MIME or inline signature ?

Hugo Osvaldo Barrera hugo at barrera.io
Sat Feb 14 16:49:16 CET 2015


On 2015-02-12 23:46, Xavier Maillard wrote:
> Hello,
> 
> in my quest of the perfect setup, I am asking myself what is the
> prefered way to sign a message: inline (like this one) or using a MIME header ?
> 
> Is there a big thumb rule to respect ?
> 
> Regards
> --
> Sent with my mu4e

This is a bit of a bikeshed discussion, but I'll still chime in.

Pros of GPG/Mime:
* It's a lot less ugly for users with no gpg support. The large signature block
  at the end and the gpg marks are hard to ignore.
* AFAIK, inline gpg has issues with non-ascii characters. 😞 Correct me if I'm
  wrong.
* Inline-gpg includes a signature for each attachment.
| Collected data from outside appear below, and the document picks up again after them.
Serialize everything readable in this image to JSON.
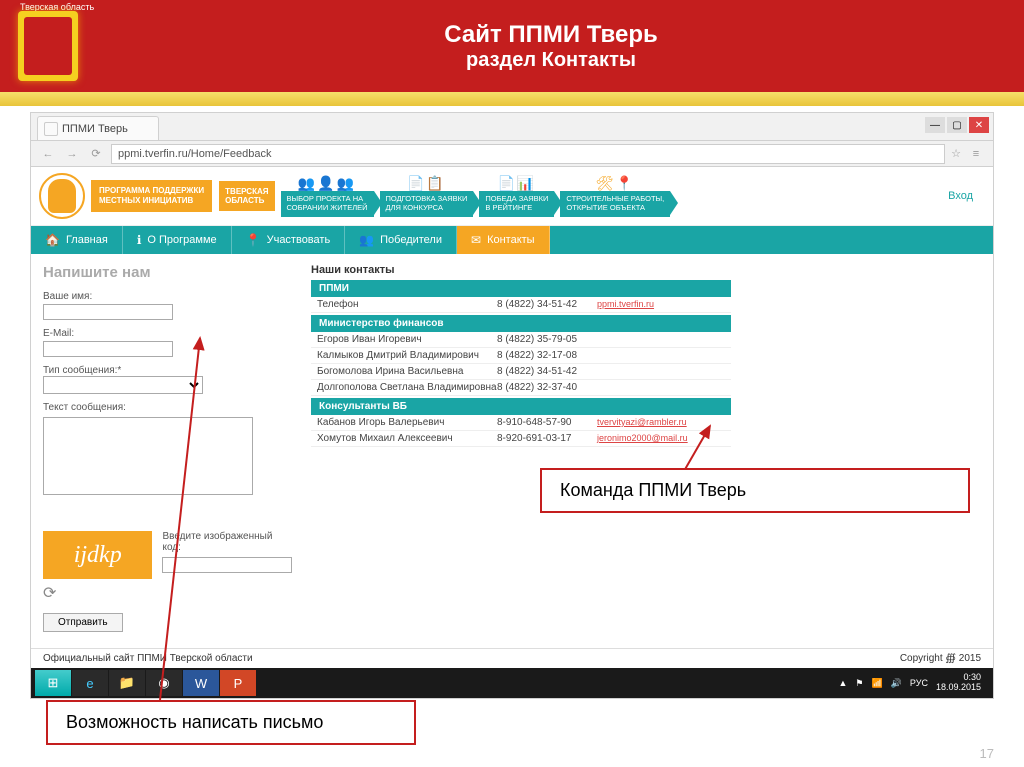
{
  "banner": {
    "region": "Тверская область",
    "title": "Сайт ППМИ Тверь",
    "subtitle": "раздел Контакты"
  },
  "browser": {
    "tab": "ППМИ Тверь",
    "url": "ppmi.tverfin.ru/Home/Feedback"
  },
  "logo": {
    "line1": "ПРОГРАММА ПОДДЕРЖКИ",
    "line2": "МЕСТНЫХ ИНИЦИАТИВ",
    "line3": "ТВЕРСКАЯ",
    "line4": "ОБЛАСТЬ"
  },
  "steps": {
    "s1a": "ВЫБОР ПРОЕКТА НА",
    "s1b": "СОБРАНИИ ЖИТЕЛЕЙ",
    "s2a": "ПОДГОТОВКА ЗАЯВКИ",
    "s2b": "ДЛЯ КОНКУРСА",
    "s3a": "ПОБЕДА ЗАЯВКИ",
    "s3b": "В РЕЙТИНГЕ",
    "s4a": "СТРОИТЕЛЬНЫЕ РАБОТЫ,",
    "s4b": "ОТКРЫТИЕ ОБЪЕКТА"
  },
  "login": "Вход",
  "nav": {
    "home": "Главная",
    "about": "О Программе",
    "part": "Участвовать",
    "win": "Победители",
    "cont": "Контакты"
  },
  "form": {
    "heading": "Напишите нам",
    "name": "Ваше имя:",
    "email": "E-Mail:",
    "type": "Тип сообщения:*",
    "text": "Текст сообщения:",
    "captcha_label": "Введите изображенный код:",
    "captcha": "ijdkp",
    "submit": "Отправить"
  },
  "contacts": {
    "heading": "Наши контакты",
    "sec1": "ППМИ",
    "row1n": "Телефон",
    "row1p": "8 (4822) 34-51-42",
    "row1e": "ppmi.tverfin.ru",
    "sec2": "Министерство финансов",
    "row2n": "Егоров Иван Игоревич",
    "row2p": "8 (4822) 35-79-05",
    "row3n": "Калмыков Дмитрий Владимирович",
    "row3p": "8 (4822) 32-17-08",
    "row4n": "Богомолова Ирина Васильевна",
    "row4p": "8 (4822) 34-51-42",
    "row5n": "Долгополова Светлана Владимировна",
    "row5p": "8 (4822) 32-37-40",
    "sec3": "Консультанты ВБ",
    "row6n": "Кабанов Игорь Валерьевич",
    "row6p": "8-910-648-57-90",
    "row6e": "tvervityazi@rambler.ru",
    "row7n": "Хомутов Михаил Алексеевич",
    "row7p": "8-920-691-03-17",
    "row7e": "jeronimo2000@mail.ru"
  },
  "footer": {
    "left": "Официальный сайт ППМИ Тверской области",
    "right": "Copyright ∰ 2015"
  },
  "callouts": {
    "c1": "Команда ППМИ Тверь",
    "c2": "Возможность написать письмо"
  },
  "slide_num": "17",
  "taskbar": {
    "lang": "РУС",
    "time": "0:30",
    "date": "18.09.2015"
  }
}
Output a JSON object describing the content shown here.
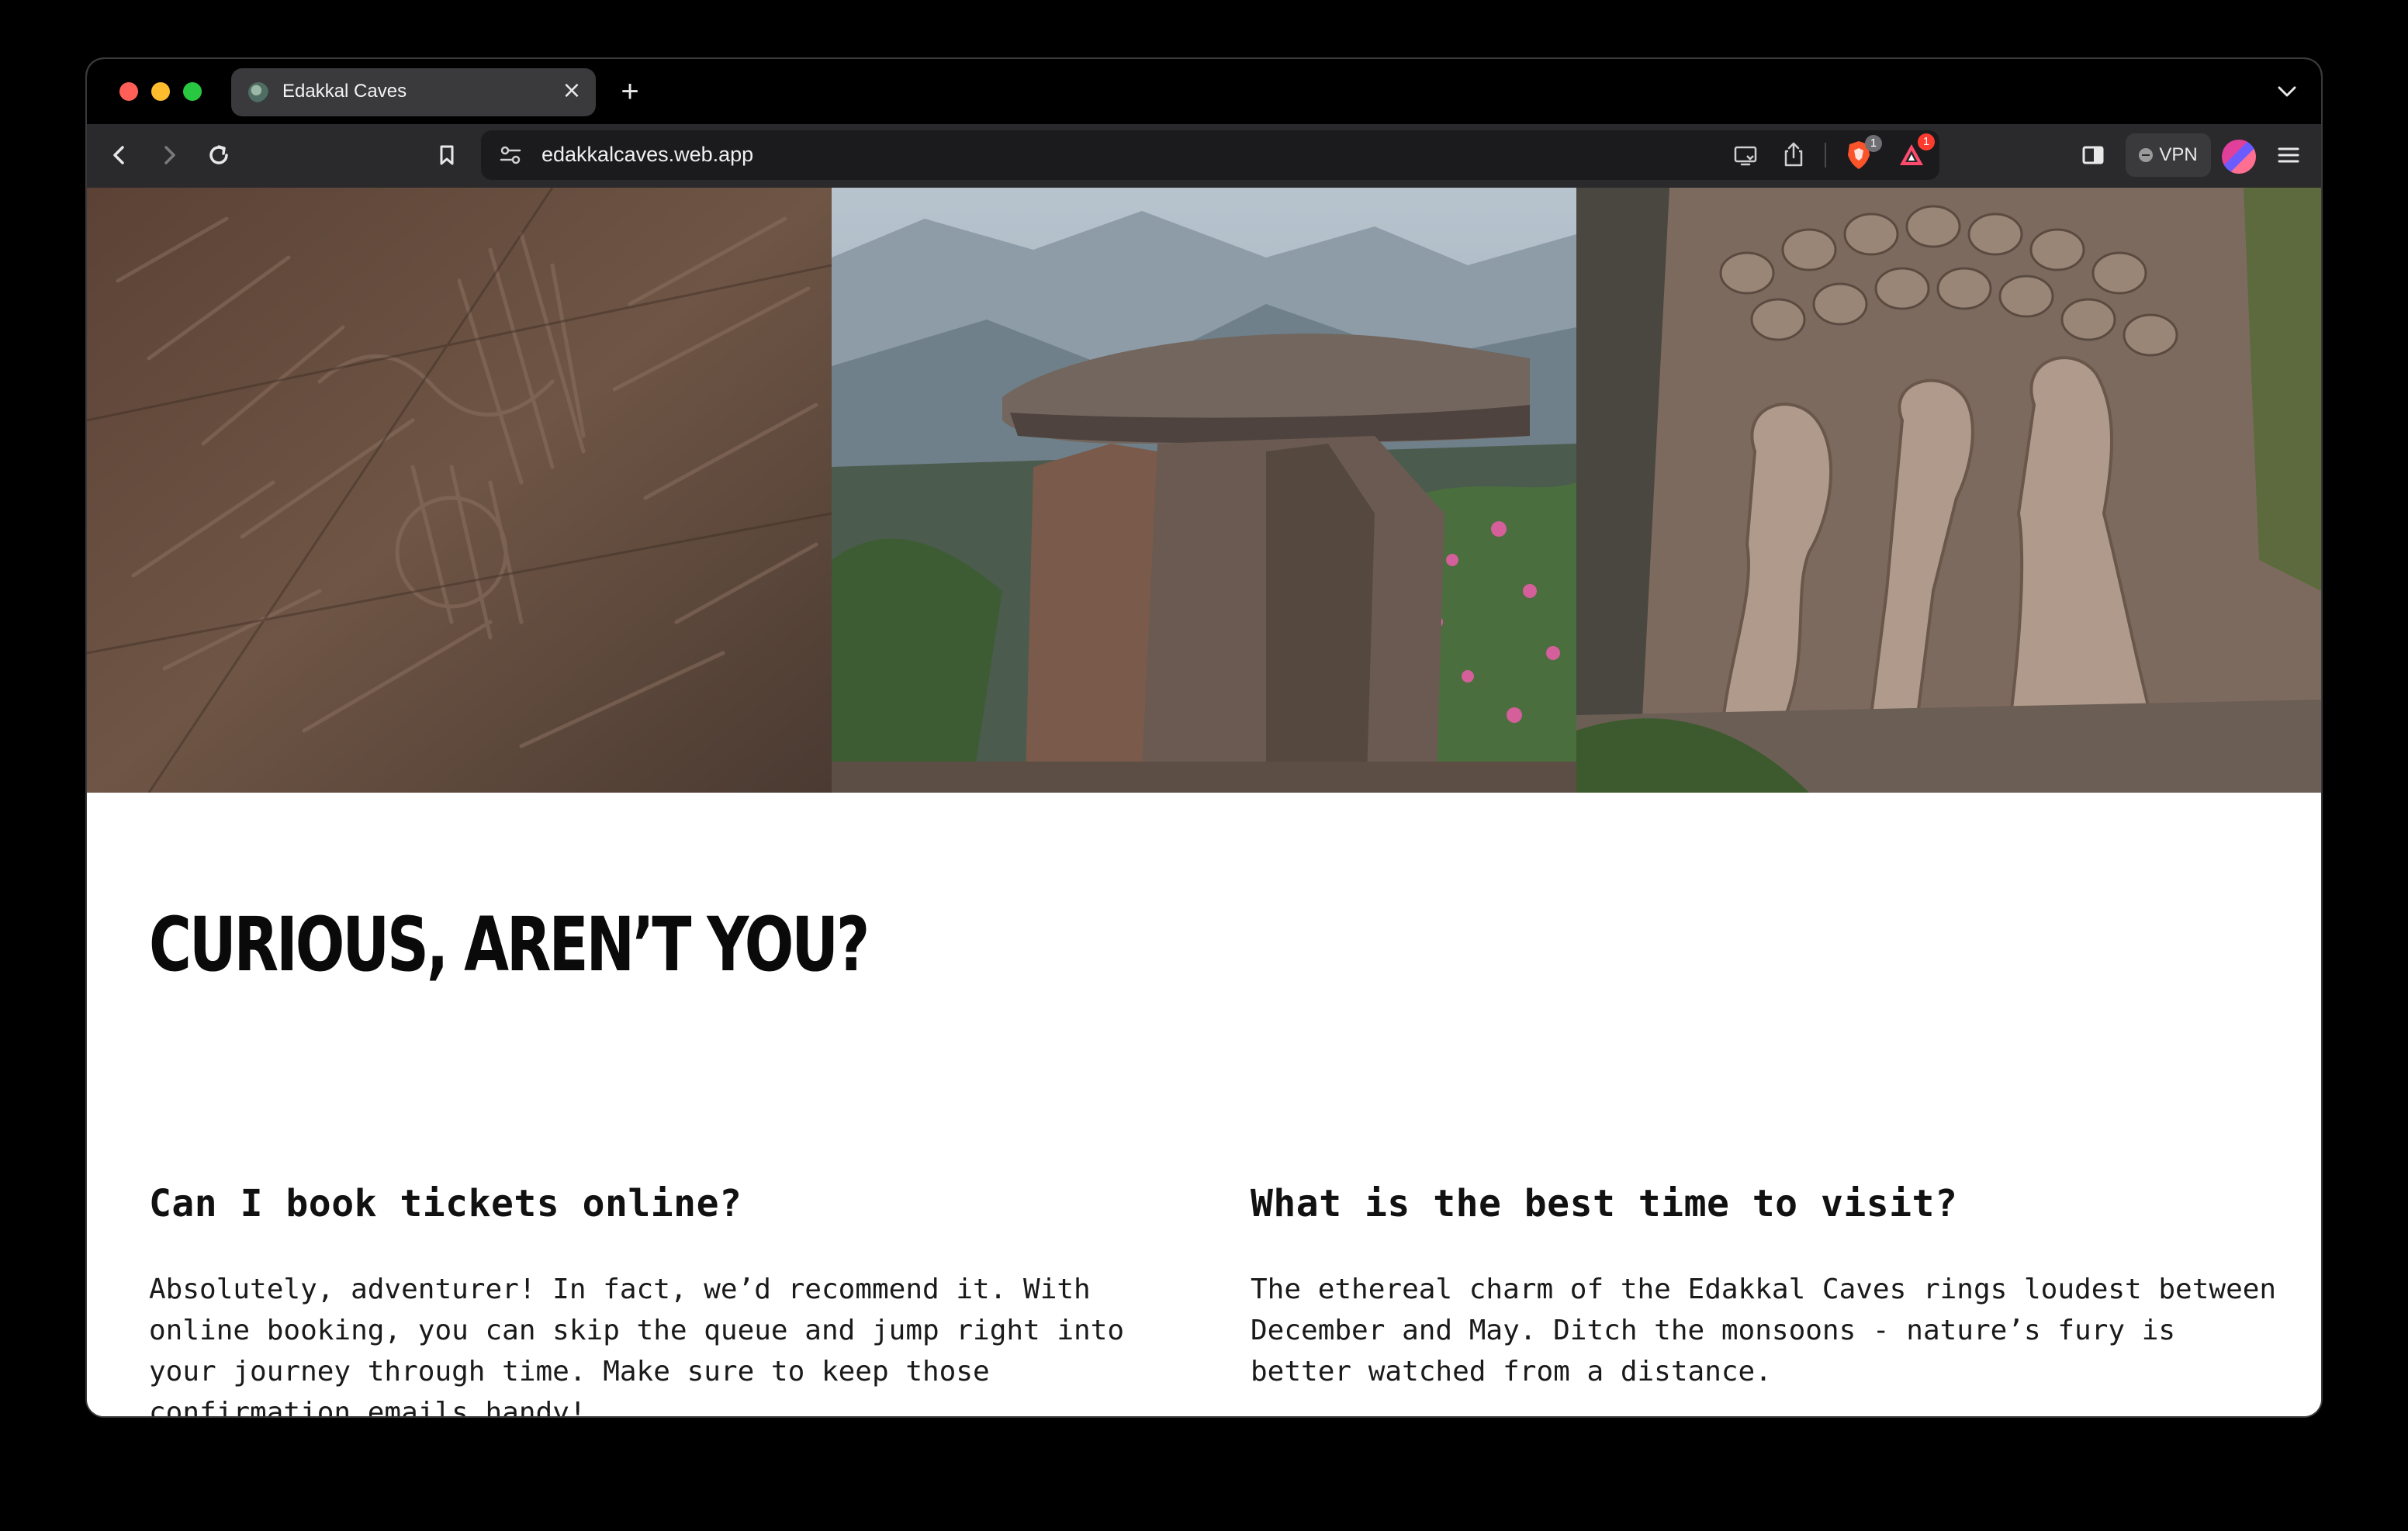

This allows third
  parties to count how many files are attached (and their filenames, I
  believe). gpg/mime include one huge blob, so third parties can't tell this
  sort of metadata.

In the end, I'd suggest you go with what you prefer on a whim, more than
techinical reasons. I like gpg/mime because of the above reasons (the first two
are pretty important to me). But from a techinical point of view, you'll find
plenty clients that don't support one or the other. Some clients support one
with relative ease and require tweaking for the other.  

The truth is, none of the two deprecates the other, so there's no strong
convergence, IMHO.

-- 
Hugo Osvaldo Barrera
A: Because we read from top to bottom, left to right.
Q: Why should I start my reply below the quoted text?